According to the python documentation:

If a subclass of dict defines a method __missing__(), if the key key is not present, the d[key] operation calls that method with the key key as argument. The d[key] operation then returns or raises whatever is returned or raised by the __missing__(key) call if the key is not present. No other operations or methods invoke __missing__(). If __missing__() is not defined, KeyError is raised. __missing__() must be a method; it cannot be an instance variable. For an example, see collections.defaultdict.
This is, at least, incomplete, since __missing__ must not only return the default value, but also assign it internally. This is made clear in the documentation for collections.defaultdict:
If default_factory is not None, it is called without arguments to provide a default value for the given key, this value is inserted in the dictionary for the key, and returned.
Surprisingly, the __missing__ method is not mentioned in the special method names section of the python documentation.

Thursday, February 4, 2010

collections.defaultdict

collections.defaultdict is nice, especially when counting things. But, defaultdict only lets you use zero-argument constructors. Pffft! Fortunately, it's easy to write a defaultdict which passes arguments to the constructor:

class defaultdict2(dict):
    def __init__(self, factory, factArgs=(), dictArgs=()):
        dict.__init__(self, *dictArgs)
        self.factory = factory
        self.factArgs = factArgs
    def __missing__(self, key):
        self[key] = self.factory(*self.factArgs)
        return self[key]

Update 2/8/10: added "return" line to __missing__ per discussion in this post on __missing__.

Wednesday, February 3, 2010

Kid Template Recompilation

I'm involved in a project which uses the TurboGears framework for serving web pages. The templating language we use is Kid. Recently, we ran into a problem where web pages did not correspond to the installed templates. After a bit of detective work, we suspected that TurboGears/Kid was not using the templates, but rather stale, compiled versions of old templates (.pyc files). Some Kid mailing list discussion confirmed our suspicions. The problem is that Kid only recompiles if the mtime of the source (.kid) file is after the mtime of the corresponding compiled (.pyc) file. In contrast, Python recompiles unless the mtime stored in the .pyc file exactly matches the mtime of the source (.py) file.

My understanding is that, ideally, Python would use a one-way hash of the source and only use the compiled file if there is an exact match.
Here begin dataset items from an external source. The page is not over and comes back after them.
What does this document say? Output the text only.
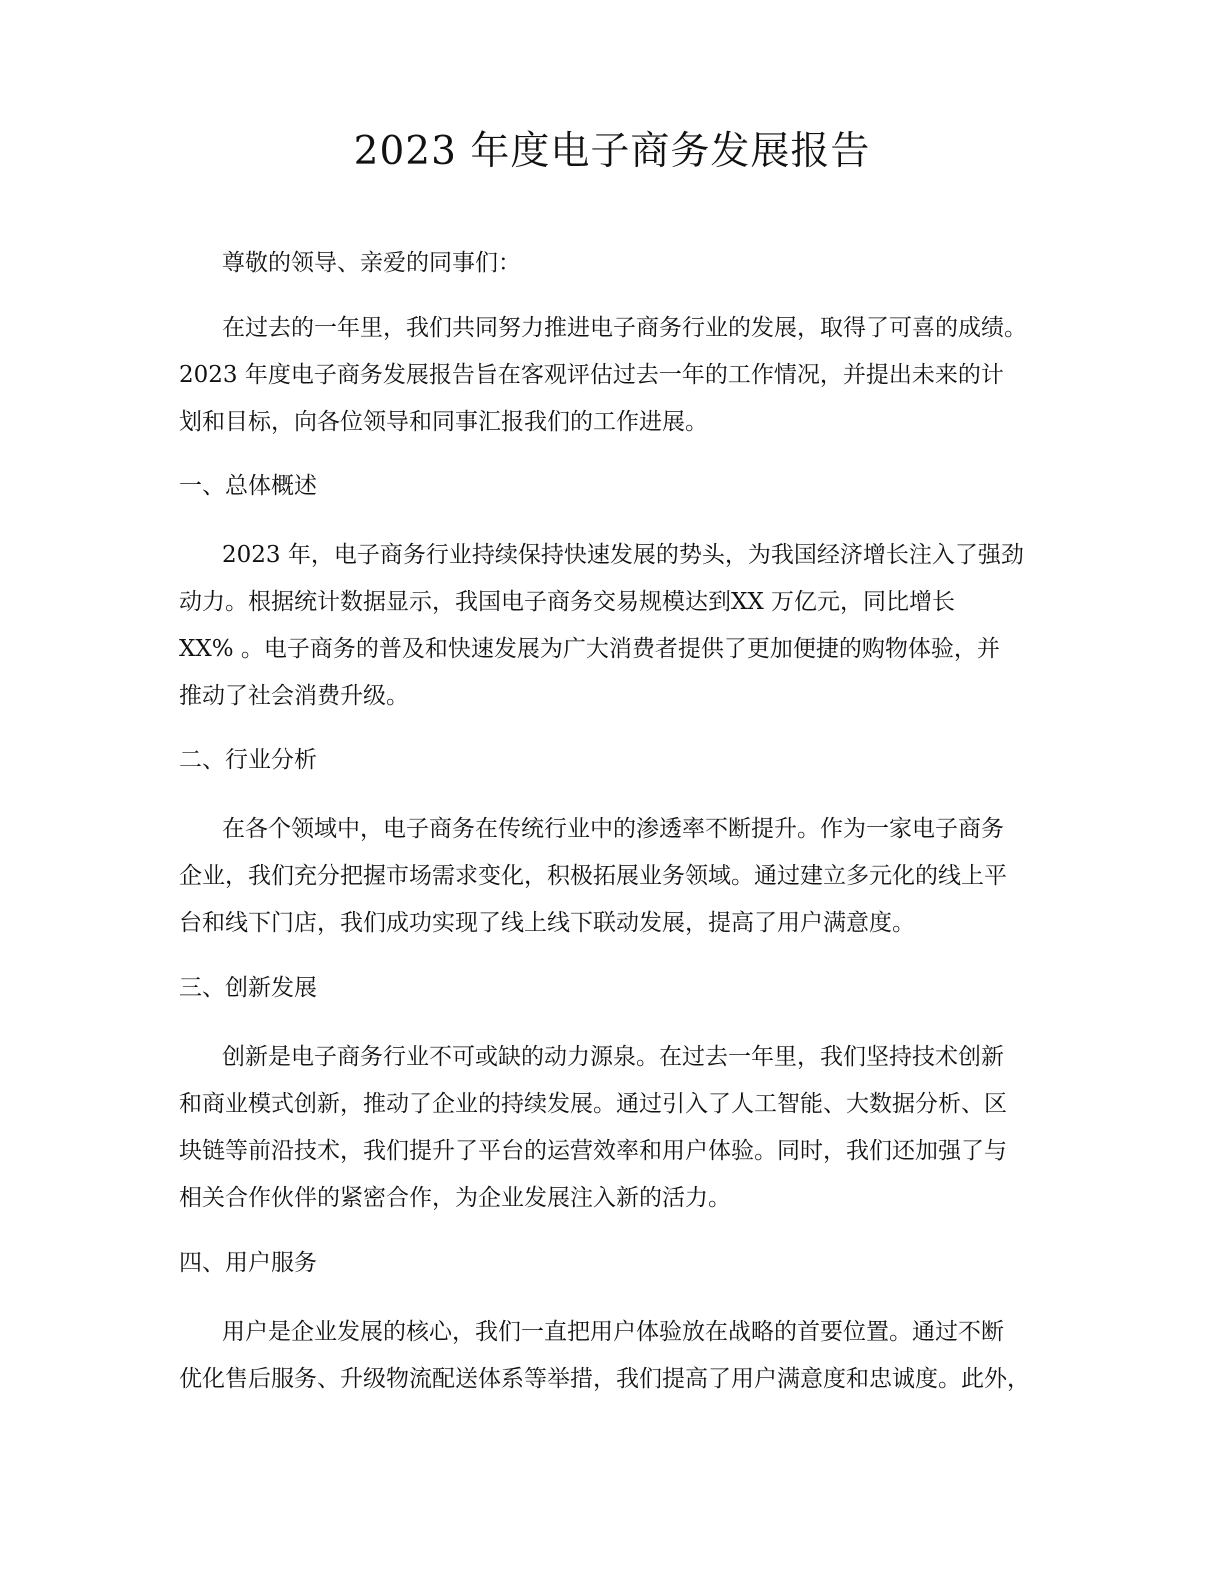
2023 年度电子商务发展报告

尊敬的领导、亲爱的同事们：

在过去的一年里，我们共同努力推进电子商务行业的发展，取得了可喜的成绩。

2023 年度电子商务发展报告旨在客观评估过去一年的工作情况，并提出未来的计

划和目标，向各位领导和同事汇报我们的工作进展。

一、总体概述

2023 年，电子商务行业持续保持快速发展的势头，为我国经济增长注入了强劲

动力。根据统计数据显示，我国电子商务交易规模达到XX 万亿元，同比增长

XX% 。电子商务的普及和快速发展为广大消费者提供了更加便捷的购物体验，并

推动了社会消费升级。

二、行业分析

在各个领域中，电子商务在传统行业中的渗透率不断提升。作为一家电子商务

企业，我们充分把握市场需求变化，积极拓展业务领域。通过建立多元化的线上平

台和线下门店，我们成功实现了线上线下联动发展，提高了用户满意度。

三、创新发展

创新是电子商务行业不可或缺的动力源泉。在过去一年里，我们坚持技术创新

和商业模式创新，推动了企业的持续发展。通过引入了人工智能、大数据分析、区

块链等前沿技术，我们提升了平台的运营效率和用户体验。同时，我们还加强了与

相关合作伙伴的紧密合作，为企业发展注入新的活力。

四、用户服务

用户是企业发展的核心，我们一直把用户体验放在战略的首要位置。通过不断

优化售后服务、升级物流配送体系等举措，我们提高了用户满意度和忠诚度。此外，
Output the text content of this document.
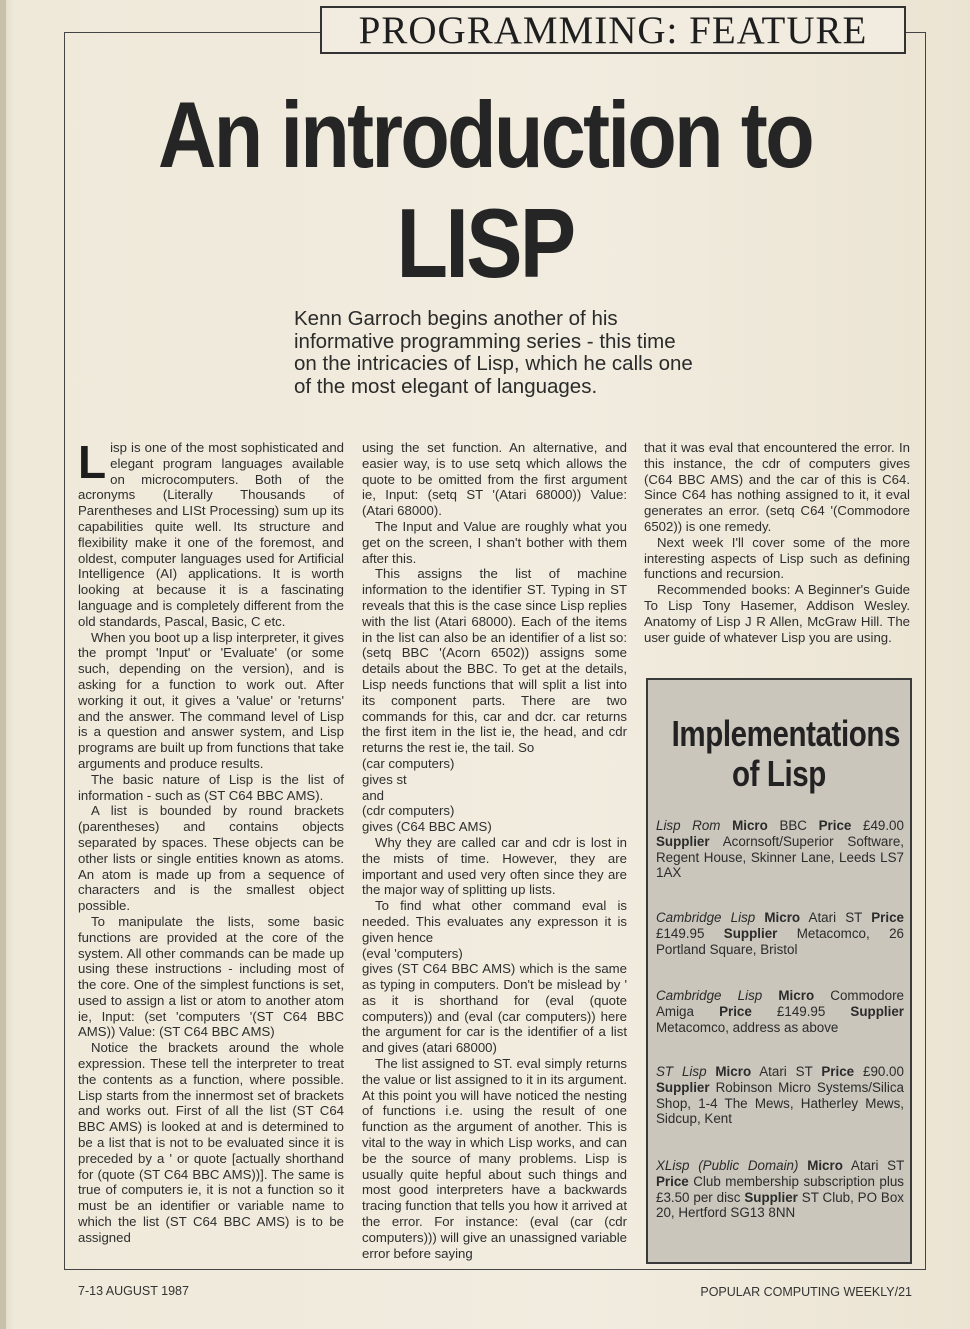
PROGRAMMING: FEATURE
An introduction to
LISP
Kenn Garroch begins another of his informative programming series - this time on the intricacies of Lisp, which he calls one of the most elegant of languages.

Lisp is one of the most sophisticated and elegant program languages available on microcomputers. Both of the acronyms (Literally Thousands of Parentheses and LISt Processing) sum up its capabilities quite well. Its structure and flexibility make it one of the foremost, and oldest, computer languages used for Artificial Intelligence (AI) applications. It is worth looking at because it is a fascinating language and is completely different from the old standards, Pascal, Basic, C etc.

When you boot up a lisp interpreter, it gives the prompt 'Input' or 'Evaluate' (or some such, depending on the version), and is asking for a function to work out. After working it out, it gives a 'value' or 'returns' and the answer. The command level of Lisp is a question and answer system, and Lisp programs are built up from functions that take arguments and produce results.

The basic nature of Lisp is the list of information - such as (ST C64 BBC AMS).

A list is bounded by round brackets (parentheses) and contains objects separated by spaces. These objects can be other lists or single entities known as atoms. An atom is made up from a sequence of characters and is the smallest object possible.

To manipulate the lists, some basic functions are provided at the core of the system. All other commands can be made up using these instructions - including most of the core. One of the simplest functions is set, used to assign a list or atom to another atom ie, Input: (set 'computers '(ST C64 BBC AMS)) Value: (ST C64 BBC AMS)

Notice the brackets around the whole expression. These tell the interpreter to treat the contents as a function, where possible. Lisp starts from the innermost set of brackets and works out. First of all the list (ST C64 BBC AMS) is looked at and is determined to be a list that is not to be evaluated since it is preceded by a ' or quote [actually shorthand for (quote (ST C64 BBC AMS))]. The same is true of computers ie, it is not a function so it must be an identifier or variable name to which the list (ST C64 BBC AMS) is to be assigned

using the set function. An alternative, and easier way, is to use setq which allows the quote to be omitted from the first argument ie, Input: (setq ST '(Atari 68000)) Value: (Atari 68000).

The Input and Value are roughly what you get on the screen, I shan't bother with them after this.

This assigns the list of machine information to the identifier ST. Typing in ST reveals that this is the case since Lisp replies with the list (Atari 68000). Each of the items in the list can also be an identifier of a list so: (setq BBC '(Acorn 6502)) assigns some details about the BBC. To get at the details, Lisp needs functions that will split a list into its component parts. There are two commands for this, car and dcr. car returns the first item in the list ie, the head, and cdr returns the rest ie, the tail. So

(car computers)

gives st

and

(cdr computers)

gives (C64 BBC AMS)

Why they are called car and cdr is lost in the mists of time. However, they are important and used very often since they are the major way of splitting up lists.

To find what other command eval is needed. This evaluates any expresson it is given hence

(eval 'computers)

gives (ST C64 BBC AMS) which is the same as typing in computers. Don't be mislead by ' as it is shorthand for (eval (quote computers)) and (eval (car computers)) here the argument for car is the identifier of a list and gives (atari 68000)

The list assigned to ST. eval simply returns the value or list assigned to it in its argument. At this point you will have noticed the nesting of functions i.e. using the result of one function as the argument of another. This is vital to the way in which Lisp works, and can be the source of many problems. Lisp is usually quite hepful about such things and most good interpreters have a backwards tracing function that tells you how it arrived at the error. For instance: (eval (car (cdr computers))) will give an unassigned variable error before saying

that it was eval that encountered the error. In this instance, the cdr of computers gives (C64 BBC AMS) and the car of this is C64. Since C64 has nothing assigned to it, it eval generates an error. (setq C64 '(Commodore 6502)) is one remedy.

Next week I'll cover some of the more interesting aspects of Lisp such as defining functions and recursion.

Recommended books: A Beginner's Guide To Lisp Tony Hasemer, Addison Wesley. Anatomy of Lisp J R Allen, McGraw Hill. The user guide of whatever Lisp you are using.

Implementations
of Lisp
Lisp Rom Micro BBC Price £49.00 Supplier Acornsoft/Superior Software, Regent House, Skinner Lane, Leeds LS7 1AX
Cambridge Lisp Micro Atari ST Price £149.95 Supplier Metacomco, 26 Portland Square, Bristol
Cambridge Lisp Micro Commodore Amiga Price £149.95 Supplier Metacomco, address as above
ST Lisp Micro Atari ST Price £90.00 Supplier Robinson Micro Systems/Silica Shop, 1-4 The Mews, Hatherley Mews, Sidcup, Kent
XLisp (Public Domain) Micro Atari ST Price Club membership subscription plus £3.50 per disc Supplier ST Club, PO Box 20, Hertford SG13 8NN
7-13 AUGUST 1987	POPULAR COMPUTING WEEKLY/21
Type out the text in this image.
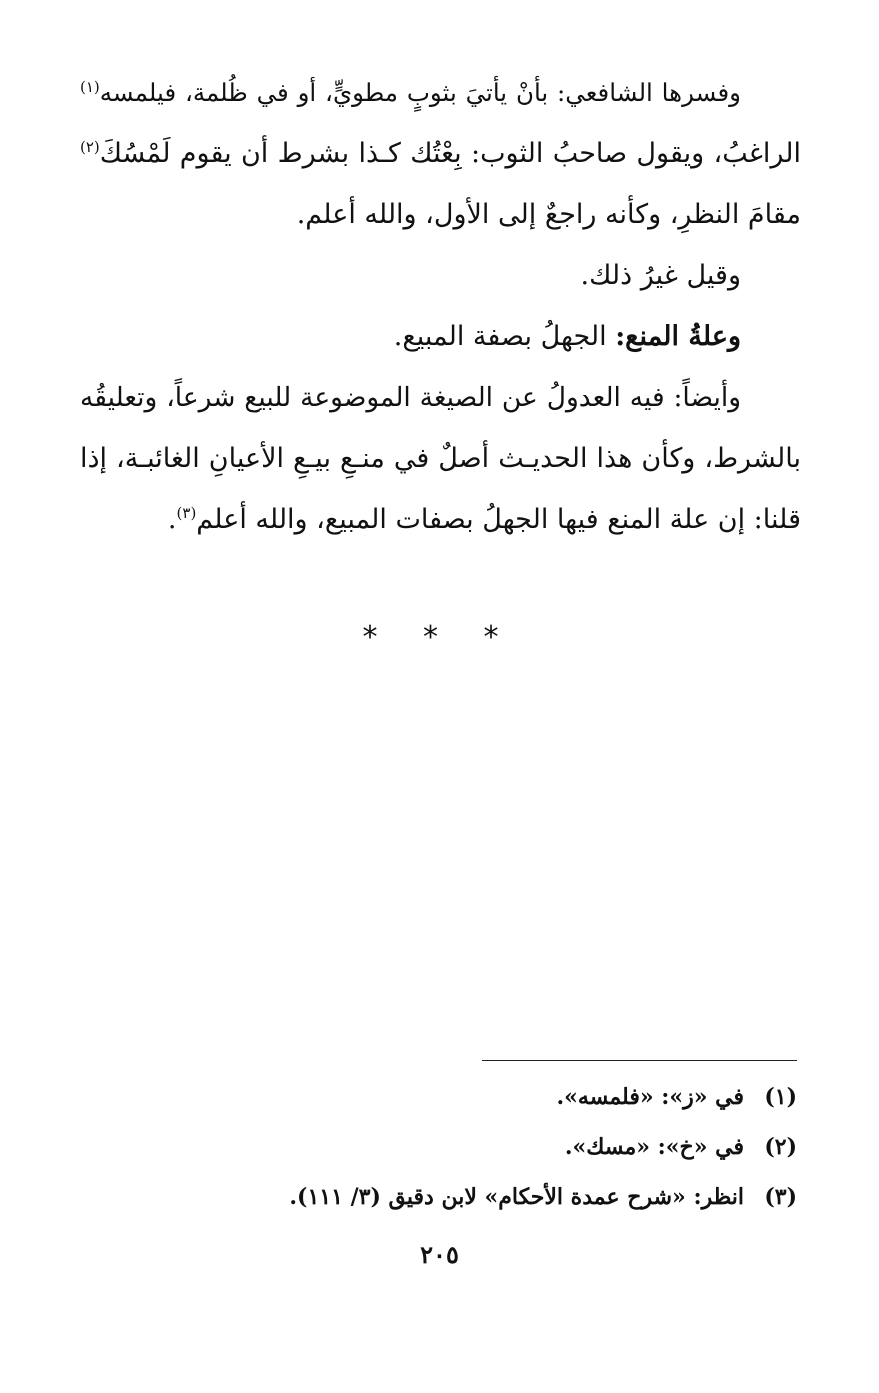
وفسرها الشافعي: بأنْ يأتيَ بثوبٍ مطويٍّ، أو في ظُلمة، فيلمسه$^{(١)}$
الراغبُ، ويقول صاحبُ الثوب: بِعْتُك كـذا بشرط أن يقوم لَمْسُكَ$^{(٢)}$
مقامَ النظرِ، وكأنه راجعٌ إلى الأول، والله أعلم.
وقيل غيرُ ذلك.
وعلةُ المنع: الجهلُ بصفة المبيع.
وأيضاً: فيه العدولُ عن الصيغة الموضوعة للبيع شرعاً، وتعليقُه
بالشرط، وكأن هذا الحديـث أصلٌ في منـعِ بيـعِ الأعيانِ الغائبـة، إذا
قلنا: إن علة المنع فيها الجهلُ بصفات المبيع، والله أعلم$^{(٣)}$.
* * *
(١) في «ز»: «فلمسه».
(٢) في «خ»: «مسك».
(٣) انظر: «شرح عمدة الأحكام» لابن دقيق (٣/ ١١١).
٢٠٥
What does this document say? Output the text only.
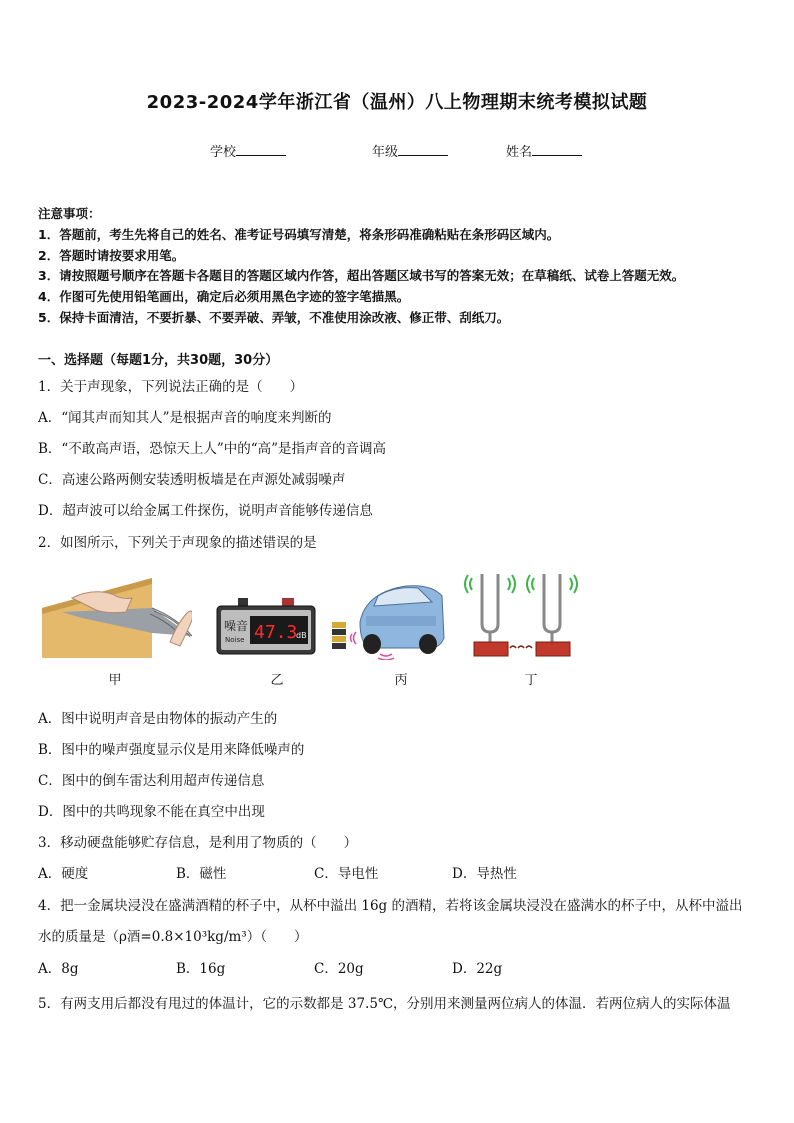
2023-2024学年浙江省（温州）八上物理期末统考模拟试题
学校	年级	姓名
注意事项：
1．答题前，考生先将自己的姓名、准考证号码填写清楚，将条形码准确粘贴在条形码区域内。
2．答题时请按要求用笔。
3．请按照题号顺序在答题卡各题目的答题区域内作答，超出答题区域书写的答案无效；在草稿纸、试卷上答题无效。
4．作图可先使用铅笔画出，确定后必须用黑色字迹的签字笔描黑。
5．保持卡面清洁，不要折暴、不要弄破、弄皱，不准使用涂改液、修正带、刮纸刀。
一、选择题（每题1分，共30题，30分）
1．关于声现象，下列说法正确的是（　　）
A．“闻其声而知其人”是根据声音的响度来判断的
B．“不敢高声语，恐惊天上人”中的“高”是指声音的音调高
C．高速公路两侧安装透明板墙是在声源处减弱噪声
D．超声波可以给金属工件探伤，说明声音能够传递信息
2．如图所示，下列关于声现象的描述错误的是
噪音
Noise 47.3
dB
甲	乙	丙	丁
A．图中说明声音是由物体的振动产生的
B．图中的噪声强度显示仪是用来降低噪声的
C．图中的倒车雷达利用超声传递信息
D．图中的共鸣现象不能在真空中出现
3．移动硬盘能够贮存信息，是利用了物质的（　　）
A．硬度	B．磁性	C．导电性	D．导热性
4．把一金属块浸没在盛满酒精的杯子中，从杯中溢出 16g 的酒精，若将该金属块浸没在盛满水的杯子中，从杯中溢出
水的质量是（ρ酒=0.8×10³kg/m³）（　　）
A．8g	B．16g	C．20g	D．22g
5．有两支用后都没有甩过的体温计，它的示数都是 37.5℃，分别用来测量两位病人的体温．若两位病人的实际体温
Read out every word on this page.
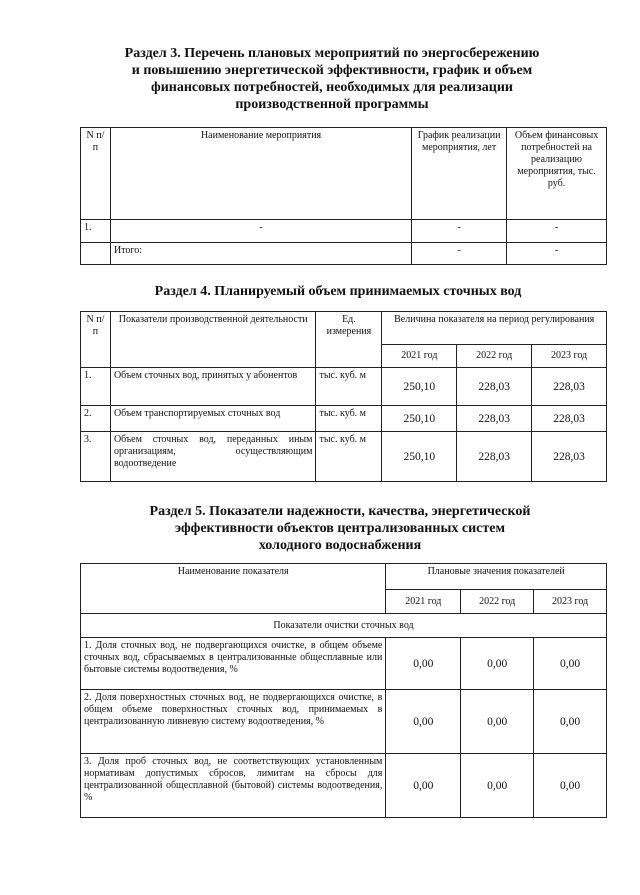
Раздел 3. Перечень плановых мероприятий по энергосбережению
и повышению энергетической эффективности, график и объем
финансовых потребностей, необходимых для реализации
производственной программы
N п/п	Наименование мероприятия	График реализации мероприятия, лет	Объем финансовых потребностей на реализацию мероприятия, тыс. руб.
1.	-	-	-
	Итого:	-	-
Раздел 4. Планируемый объем принимаемых сточных вод
N п/п	Показатели производственной деятельности	Ед. измерения	Величина показателя на период регулирования		
			2021 год	2022 год	2023 год
1.	Объем сточных вод, принятых у абонентов	тыс. куб. м	250,10	228,03	228,03
2.	Объем транспортируемых сточных вод	тыс. куб. м	250,10	228,03	228,03
3.	Объем сточных вод, переданных иным организациям, осуществляющим водоотведение	тыс. куб. м	250,10	228,03	228,03
Раздел 5. Показатели надежности, качества, энергетической
эффективности объектов централизованных систем
холодного водоснабжения
Наименование показателя	Плановые значения показателей		
	2021 год	2022 год	2023 год
Показатели очистки сточных вод			
1. Доля сточных вод, не подвергающихся очистке, в общем объеме сточных вод, сбрасываемых в централизованные общесплавные или бытовые системы водоотведения, %	0,00	0,00	0,00
2. Доля поверхностных сточных вод, не подвергающихся очистке, в общем объеме поверхностных сточных вод, принимаемых в централизованную ливневую систему водоотведения, %	0,00	0,00	0,00
3. Доля проб сточных вод, не соответствующих установленным нормативам допустимых сбросов, лимитам на сбросы для централизованной общесплавной (бытовой) системы водоотведения, %	0,00	0,00	0,00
The exact mtime comparison is practically nearly as good and much, much faster. But, the mtime inequality comparison is a poor approximation of the ideal and only works when you can guarantee that (1) the system clock is perfect and never changes timezone (e.g. no switch between EDT and EST), and (2) mtimes are always updated to "now" whenever contents or locations are changed (i.e. even "mv" must affect mtime and rsync -a is right out). I don't know of any OS which provides these guarantees. The good news is that there is no disagreement on the existence of the problem; so, this is likely to be fixed in a future version of Kid.